Mac's conscience also finally gets the best of him during a media event about all the new things added to the restaurant. In front of all of the townsfolk and the media, Banko's ghost appears to him, asking Mac why he had killed him. When Mac talks to Banko out loud, the townsfolk, who cannot see Banko, look at Mac as though he is crazy. Pat tries to cover Mac's ravings up by telling them that he has just been overworked.

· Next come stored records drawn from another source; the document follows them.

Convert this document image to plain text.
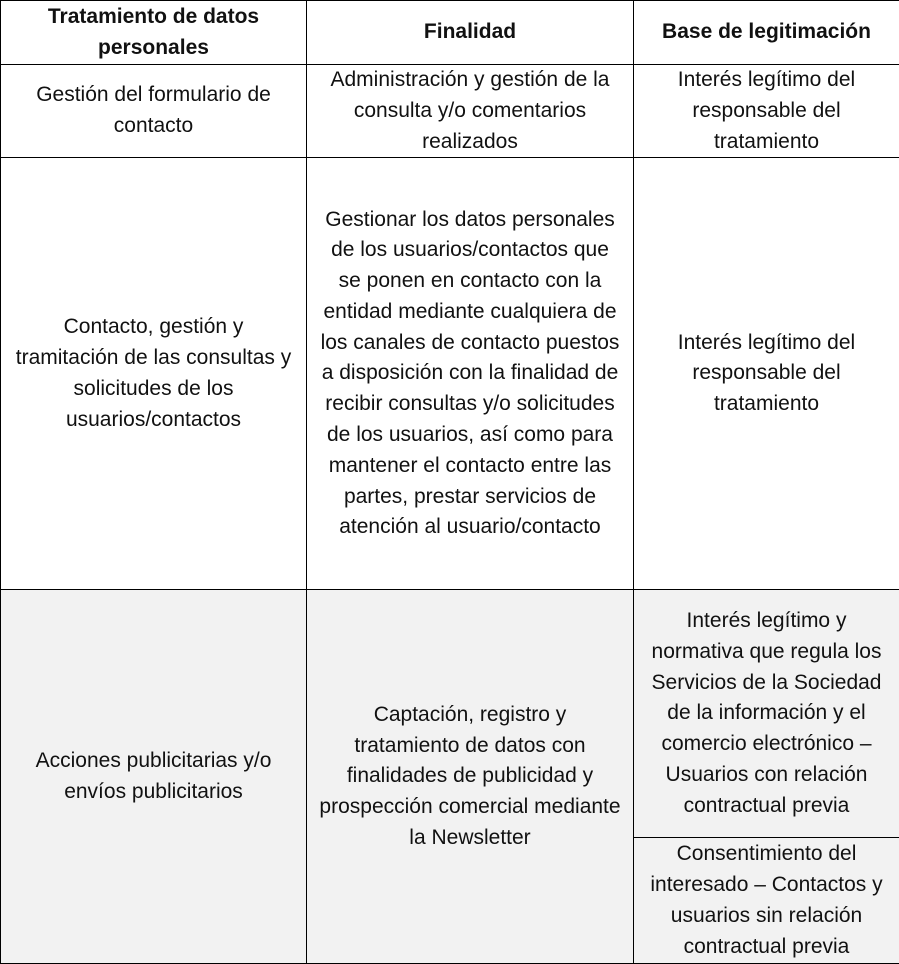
Tratamiento de datos personales	Finalidad	Base de legitimación
Gestión del formulario de contacto	Administración y gestión de la consulta y/o comentarios realizados	Interés legítimo del responsable del tratamiento
Contacto, gestión y tramitación de las consultas y solicitudes de los usuarios/contactos	Gestionar los datos personales de los usuarios/contactos que se ponen en contacto con la entidad mediante cualquiera de los canales de contacto puestos a disposición con la finalidad de recibir consultas y/o solicitudes de los usuarios, así como para mantener el contacto entre las partes, prestar servicios de atención al usuario/contacto	Interés legítimo del responsable del tratamiento
Acciones publicitarias y/o envíos publicitarios	Captación, registro y tratamiento de datos con finalidades de publicidad y prospección comercial mediante la Newsletter	Interés legítimo y normativa que regula los Servicios de la Sociedad de la información y el comercio electrónico – Usuarios con relación contractual previa
		Consentimiento del interesado – Contactos y usuarios sin relación contractual previa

McDuff finally comes closer and closer to getting Mac for the murders until, by the end of the movie, Mac is killed, and his wife has committed suicide just like the fate of Macbeth and his wife in Shakespeare's play. Only in the play Macbeth knows that his wife has committed suicide and it causes him to sink into a deep depression. Once Mac and his wife are dead, McDuff takes over the restaurant for himself because he had always wanted to own a restaurant. Not only does he take the restaurant, but also he renames it McDuffs and only sells veggie burgers since he is a vegetarian.
Scotland, PA is a great movie. It is really enjoyable to watch, and it has its eerie moments and its funny moments. It is a lot more fun to watch especially if the viewer knows the background behind Shakespeare's play. The first couple of times I have seen the movie, I did not really get some of it, but now I do since reading more of the plot. Knowing the plot of Macbeth has made me cherish the movie even more.
Scotland, PA. Dir. Billy Morrissette. Perfs. James LeGros, Maura Tierney, Christopher Walken. Film. Sundance Enterprises Inc., 2002.